Люба приехала во втором часу. Он сразу заметил, что что-то не так, и не стал пока сообщать жене о своих вчерашних открытиях насчет матери.

- Пойдем погуляем, - таким же странным, как и явилась сама, голосом обратилась она к Лёве и взяла его под руку. Они медленно двинулись в глубь участка, по направлению к небольшому летнему домику, скорее, даже не домику, а постройке под крышей, но со стенами и дверью, где Лёва иногда любил ночевать, будучи еще школьником, когда выпадало жаркое лето.

- У меня обнаружили нехорошие клетки, - глядя прямо перед собой, тихо сказала Люба. - При биопсии груди, - она подняла на него глаза. - Я недавно нащупала отвердение ткани на старом месте, но не хотела тебе говорить раньше времени. Теперь хочу...

Лев Ильич открыл рот, но слова не выходили:

- Ты хочешь с-сказать... - заикнулся он.

- Лёвушка... Это рак. Горюнов сделает все, что в его силах, но...

У Лёвы опустились руки. Он споткнулся и опустился на землю. Люба села на траву рядом с ним.

- Надежда есть? - спросил он, глядя прямо перед собой.

- Нет, - твердо ответила жена. - Это вопрос времени... - глаза ее наполнились слезами и, не умея их больше сдержать, она тихо заплакала и прижалась к мужу лицом.

- Боже... - произнес ошеломленный Лев Ильич, - Господи Боже мой... Почему?..

В горюновский Центр после операции Маленькая и Лев Ильич ездили к Любе попеременно. Чтобы бабка не оставалась одна, Любаша взяла отпуск и переехала к Казарновским на дачу. Собственно говоря, с неплановым отпуском все устроил сам Горюнов.
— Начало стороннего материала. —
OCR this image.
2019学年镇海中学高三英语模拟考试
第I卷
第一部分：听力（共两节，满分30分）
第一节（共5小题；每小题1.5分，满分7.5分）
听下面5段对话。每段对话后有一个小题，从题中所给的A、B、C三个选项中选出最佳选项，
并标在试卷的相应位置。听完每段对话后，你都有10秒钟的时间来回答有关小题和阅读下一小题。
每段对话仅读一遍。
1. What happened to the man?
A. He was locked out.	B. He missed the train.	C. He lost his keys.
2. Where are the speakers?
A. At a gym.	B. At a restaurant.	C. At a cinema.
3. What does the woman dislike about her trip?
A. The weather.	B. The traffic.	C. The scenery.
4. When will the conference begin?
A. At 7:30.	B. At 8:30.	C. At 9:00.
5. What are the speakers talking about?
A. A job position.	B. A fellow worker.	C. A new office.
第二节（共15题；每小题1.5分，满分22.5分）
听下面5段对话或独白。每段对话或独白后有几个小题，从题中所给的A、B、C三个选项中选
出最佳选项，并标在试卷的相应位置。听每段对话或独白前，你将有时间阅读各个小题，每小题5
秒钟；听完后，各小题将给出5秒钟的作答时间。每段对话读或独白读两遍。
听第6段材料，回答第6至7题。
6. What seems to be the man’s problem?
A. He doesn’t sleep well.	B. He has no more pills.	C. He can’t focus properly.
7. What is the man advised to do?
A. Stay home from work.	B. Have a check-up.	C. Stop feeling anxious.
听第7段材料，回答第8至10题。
Он же и резал повторно, он же сразу после этого и организовал месячный курс химиотерапии.

Несмотря на страшную болезнь, РОЭ, лейкоциты и другие показатели крови держались пока близко к норме. Горюнов тоже заходил почти ежедневно.
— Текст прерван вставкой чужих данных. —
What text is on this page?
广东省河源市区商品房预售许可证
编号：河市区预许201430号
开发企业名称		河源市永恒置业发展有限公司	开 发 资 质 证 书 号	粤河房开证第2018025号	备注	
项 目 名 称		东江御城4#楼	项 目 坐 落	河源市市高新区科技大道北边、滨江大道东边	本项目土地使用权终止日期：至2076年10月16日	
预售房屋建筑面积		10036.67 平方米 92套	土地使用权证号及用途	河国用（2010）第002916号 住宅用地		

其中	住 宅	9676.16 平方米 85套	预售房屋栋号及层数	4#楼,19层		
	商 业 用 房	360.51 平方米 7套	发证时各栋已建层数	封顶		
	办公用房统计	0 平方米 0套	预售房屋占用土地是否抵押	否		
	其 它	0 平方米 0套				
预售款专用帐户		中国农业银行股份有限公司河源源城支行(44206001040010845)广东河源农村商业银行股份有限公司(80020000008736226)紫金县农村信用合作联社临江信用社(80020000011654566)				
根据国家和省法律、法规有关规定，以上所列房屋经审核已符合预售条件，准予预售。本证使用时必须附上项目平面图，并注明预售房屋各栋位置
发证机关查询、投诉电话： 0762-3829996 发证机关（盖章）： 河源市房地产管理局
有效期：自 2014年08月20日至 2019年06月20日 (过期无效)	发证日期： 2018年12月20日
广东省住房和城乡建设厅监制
- Может, образуется как-нибудь, а? - спросил Лёва друга семьи, когда они в один из послеоперационных дней вышли в коридор вместе. - Рассосется?
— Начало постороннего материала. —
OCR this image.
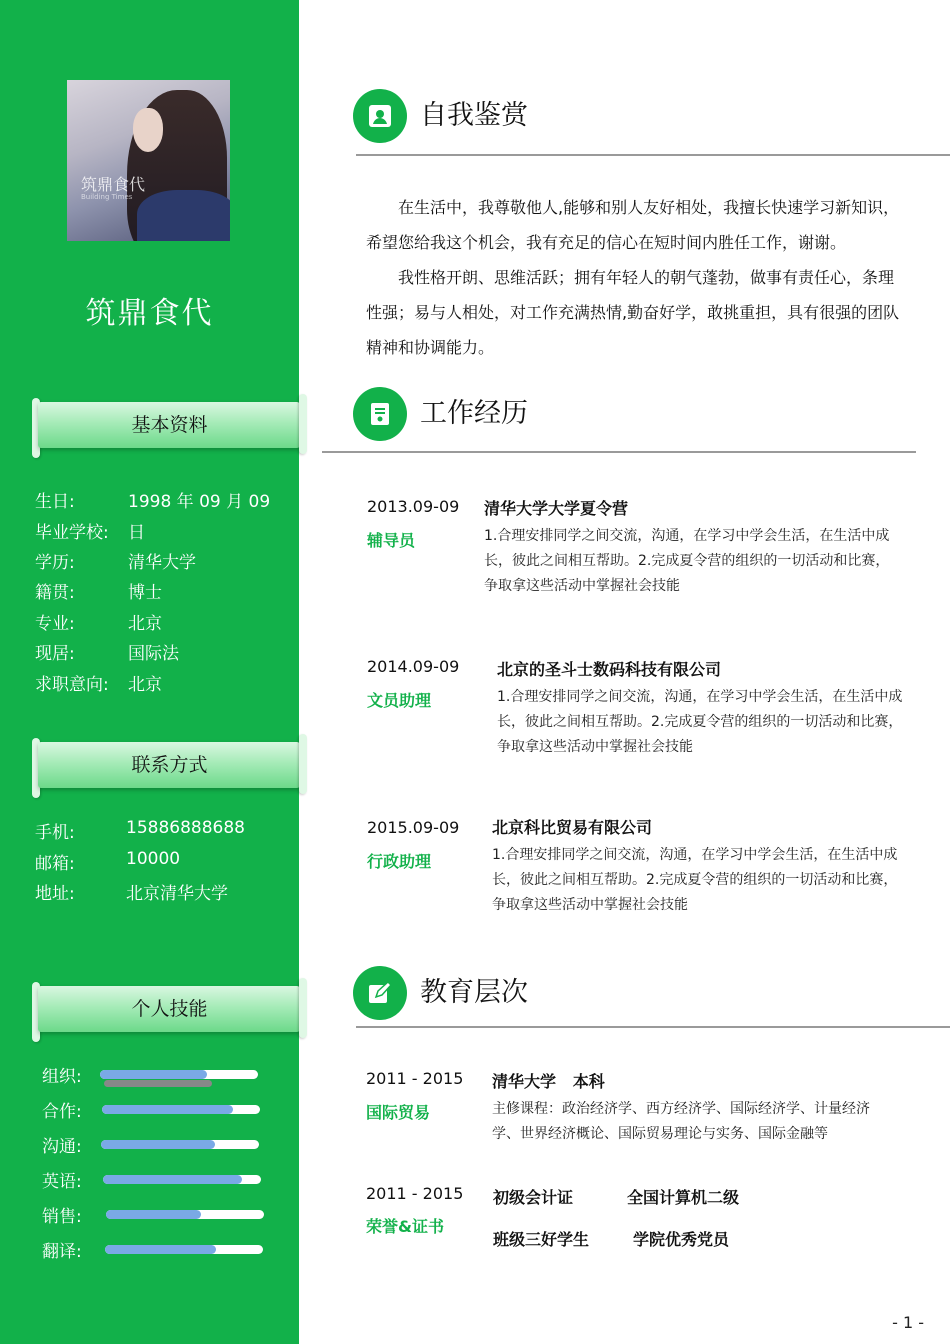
筑鼎食代
Building Times
筑鼎食代
基本资料
生日:	1998 年 09 月 09
毕业学校: 日
学历:	清华大学
籍贯:	博士
专业:	北京
现居:	国际法
求职意向: 北京
联系方式
手机:	15886888688
邮箱:	10000
地址:	北京清华大学
个人技能
组织:
合作:
沟通:
英语:
销售:
翻译:
自我鉴赏
在生活中，我尊敬他人,能够和别人友好相处，我擅长快速学习新知识，希望您给我这个机会，我有充足的信心在短时间内胜任工作，谢谢。
我性格开朗、思维活跃；拥有年轻人的朝气蓬勃，做事有责任心，条理性强；易与人相处，对工作充满热情,勤奋好学，敢挑重担，具有很强的团队精神和协调能力。
工作经历
2013.09-09
辅导员
清华大学大学夏令营
1.合理安排同学之间交流，沟通，在学习中学会生活，在生活中成长，彼此之间相互帮助。2.完成夏令营的组织的一切活动和比赛，争取拿这些活动中掌握社会技能
2014.09-09
文员助理
北京的圣斗士数码科技有限公司
1.合理安排同学之间交流，沟通，在学习中学会生活，在生活中成长，彼此之间相互帮助。2.完成夏令营的组织的一切活动和比赛，争取拿这些活动中掌握社会技能
2015.09-09
行政助理
北京科比贸易有限公司
1.合理安排同学之间交流，沟通，在学习中学会生活，在生活中成长，彼此之间相互帮助。2.完成夏令营的组织的一切活动和比赛，争取拿这些活动中掌握社会技能
教育层次
2011 - 2015
国际贸易
清华大学   本科
主修课程：政治经济学、西方经济学、国际经济学、计量经济学、世界经济概论、国际贸易理论与实务、国际金融等
2011 - 2015
荣誉&证书
初级会计证	全国计算机二级
班级三好学生	学院优秀党员
- 1 -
- Лев Ильич, я бы не рассчитывал. Чудо будет, а я врач. Я в чудеса не очень верю. Я анализы видел.

- Сколько осталось? - Лёва посмотрел на хирурга с тоской в глазах.

- Месяцы... - твердо ответил Горюнов. - Месяцы...

Через два дня после этого разговора в Валентиновку заехал Геник. Сначала он заскочил к Толе Глотову, а затем появился у Казарновских. В это время Любаша выкатывала Любовь Львовну на веранду. Та, увидев Генриха, растерялась:

- Эраст Анатольевич, мы сейчас не можем. У Ильи повесть на выходе и на подходе роман. И самовар не работает, - она повернула голову к Любаше. Катимся, деточка, катимся отсюда...

Генька посмотрел вслед парализованной небожительнице без сожаления, скорее даже с облегчением:

- Шестерня сломалась, а редуктор пока крутит. Ну-ну...

Лев Ильич не понял и значения словам не придал:

- Что у тебя с этим? - он кивнул на соседский забор. - Снова за старое?